The world's first wiki where authorship really matters (Nature Genetics, 2008). Due credit and reputation for authors. Imagine a global collaborative knowledge base for original thoughts. Search thousands of articles and collaborate with scientists around the globe.

wikigene or wiki gene protein drug chemical gene disease author authorship tracking collaborative publishing evolutionary knowledge reputation system wiki2.0 global collaboration genes proteins drugs chemicals diseases compound
Hoffmann, R. A wiki for the life sciences where authorship matters. Nature Genetics (2008)

Isolation and characterization of the glucose-6-phosphate dehydrogenase gene of Drosophila melanogaster.

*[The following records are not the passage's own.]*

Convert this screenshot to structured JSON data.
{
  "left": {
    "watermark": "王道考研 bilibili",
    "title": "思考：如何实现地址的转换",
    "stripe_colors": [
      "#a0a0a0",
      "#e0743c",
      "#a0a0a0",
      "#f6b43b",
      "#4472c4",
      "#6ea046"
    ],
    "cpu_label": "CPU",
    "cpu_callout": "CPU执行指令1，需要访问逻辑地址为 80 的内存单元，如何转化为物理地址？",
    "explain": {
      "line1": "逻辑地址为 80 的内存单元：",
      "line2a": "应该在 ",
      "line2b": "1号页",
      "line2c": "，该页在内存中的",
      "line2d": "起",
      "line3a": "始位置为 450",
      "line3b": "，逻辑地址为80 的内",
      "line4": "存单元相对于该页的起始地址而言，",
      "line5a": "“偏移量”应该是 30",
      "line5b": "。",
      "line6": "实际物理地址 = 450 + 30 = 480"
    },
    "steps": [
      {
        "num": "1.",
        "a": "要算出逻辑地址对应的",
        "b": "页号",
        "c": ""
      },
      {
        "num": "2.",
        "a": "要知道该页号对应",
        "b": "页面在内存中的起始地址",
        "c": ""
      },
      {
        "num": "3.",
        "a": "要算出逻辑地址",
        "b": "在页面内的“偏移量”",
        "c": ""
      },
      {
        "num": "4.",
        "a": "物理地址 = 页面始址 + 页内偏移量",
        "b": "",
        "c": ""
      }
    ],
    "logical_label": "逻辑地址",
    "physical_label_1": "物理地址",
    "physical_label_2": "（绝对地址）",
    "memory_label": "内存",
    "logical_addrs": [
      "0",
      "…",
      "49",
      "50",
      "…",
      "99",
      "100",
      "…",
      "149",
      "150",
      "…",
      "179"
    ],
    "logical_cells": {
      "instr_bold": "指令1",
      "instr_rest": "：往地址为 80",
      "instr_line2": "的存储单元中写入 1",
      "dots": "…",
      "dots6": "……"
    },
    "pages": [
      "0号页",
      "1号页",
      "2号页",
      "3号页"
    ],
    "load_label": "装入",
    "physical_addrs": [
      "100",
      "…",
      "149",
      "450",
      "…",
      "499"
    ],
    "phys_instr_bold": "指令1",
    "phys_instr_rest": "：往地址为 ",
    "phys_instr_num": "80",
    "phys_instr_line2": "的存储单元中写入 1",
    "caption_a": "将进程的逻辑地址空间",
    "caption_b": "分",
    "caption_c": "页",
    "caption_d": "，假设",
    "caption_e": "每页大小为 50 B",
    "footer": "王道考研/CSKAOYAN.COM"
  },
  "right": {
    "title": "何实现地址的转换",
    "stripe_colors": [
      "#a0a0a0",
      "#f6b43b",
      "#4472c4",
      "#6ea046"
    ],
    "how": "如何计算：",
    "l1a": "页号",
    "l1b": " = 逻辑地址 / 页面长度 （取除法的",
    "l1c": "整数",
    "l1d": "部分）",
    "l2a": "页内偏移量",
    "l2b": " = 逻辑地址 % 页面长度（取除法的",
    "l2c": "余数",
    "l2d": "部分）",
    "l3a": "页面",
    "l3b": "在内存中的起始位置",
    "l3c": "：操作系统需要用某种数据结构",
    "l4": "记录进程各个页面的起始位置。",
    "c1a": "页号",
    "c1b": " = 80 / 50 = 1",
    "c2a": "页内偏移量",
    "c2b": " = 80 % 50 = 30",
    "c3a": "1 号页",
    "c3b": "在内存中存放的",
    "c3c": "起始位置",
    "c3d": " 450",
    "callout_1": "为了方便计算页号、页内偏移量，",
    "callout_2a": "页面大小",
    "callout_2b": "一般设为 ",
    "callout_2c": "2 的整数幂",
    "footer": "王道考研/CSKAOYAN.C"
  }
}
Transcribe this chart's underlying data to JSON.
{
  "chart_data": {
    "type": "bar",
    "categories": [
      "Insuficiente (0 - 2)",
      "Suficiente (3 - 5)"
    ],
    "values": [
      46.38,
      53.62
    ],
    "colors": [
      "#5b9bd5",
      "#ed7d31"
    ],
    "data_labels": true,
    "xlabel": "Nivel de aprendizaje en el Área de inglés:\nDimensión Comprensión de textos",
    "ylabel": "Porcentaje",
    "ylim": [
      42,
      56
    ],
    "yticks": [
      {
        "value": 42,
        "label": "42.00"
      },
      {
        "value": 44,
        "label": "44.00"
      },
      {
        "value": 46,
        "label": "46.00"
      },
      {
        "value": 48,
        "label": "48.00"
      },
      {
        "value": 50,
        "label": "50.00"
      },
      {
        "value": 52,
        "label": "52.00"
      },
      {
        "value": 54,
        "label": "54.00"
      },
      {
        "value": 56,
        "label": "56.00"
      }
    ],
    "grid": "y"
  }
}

To investigate the molecular basis of dosage compensation in Drosophila, a recombinant lambda phage containing the Drosophila melanogaster glucose-6-phosphatase dehydrogenase (G6PD) gene was isolated by differential screening of a Drosophila genomic lambda library with poly(A)+RNA obtained from polyribosomes enriched for or depleted of G6PD mRNA sequences. Of 44 000 plaques screened, a single phage, lambda DmG21, showed hybridization with the enriched poly(A)+RNA but not the depleted one. Confirmation that the Drosophila DNA fragment cloned in lambda DmG21 contains the G6PD gene sequence is based on the following observations. lambda DmG21 DNA shows hybridization only to the 18D region of the salivary gland X-chromosome, which is the known cytological locus for the G6PD gene. In vitro translation of the poly(A)+mRNA selected by hybridization to lambda DmG21 DNA sequences shows a polypeptide product of apparent Mr 55 000, identical to that of the monomeric unit of G6PD. When the putative coding sequence of G6PD is cloned into the expression vector lambda gt11, recombinant plaques are recognized by anti-G6PD immunoglobulin. A transcriptional map of the G6PD gene shows that it is divided into two exons, 0.9 kb (exon I) and 1.8 kb (exon II) long, which are separated by a 2.4-kb intron. The G6PD mRNA is 2.0 kb in length and the steady-state level of the mRNA is similar in both sexes. Measurement of the copy number of the G6PD gene in males and females shows the gene to be present once per X-chromosome in both sexes. No amplification of the gene sequence was observed in males. These results are, therefore, in agreement with the previous suggestion that dosage compensation is the result of enhanced transcription of X-linked genes in males.[1]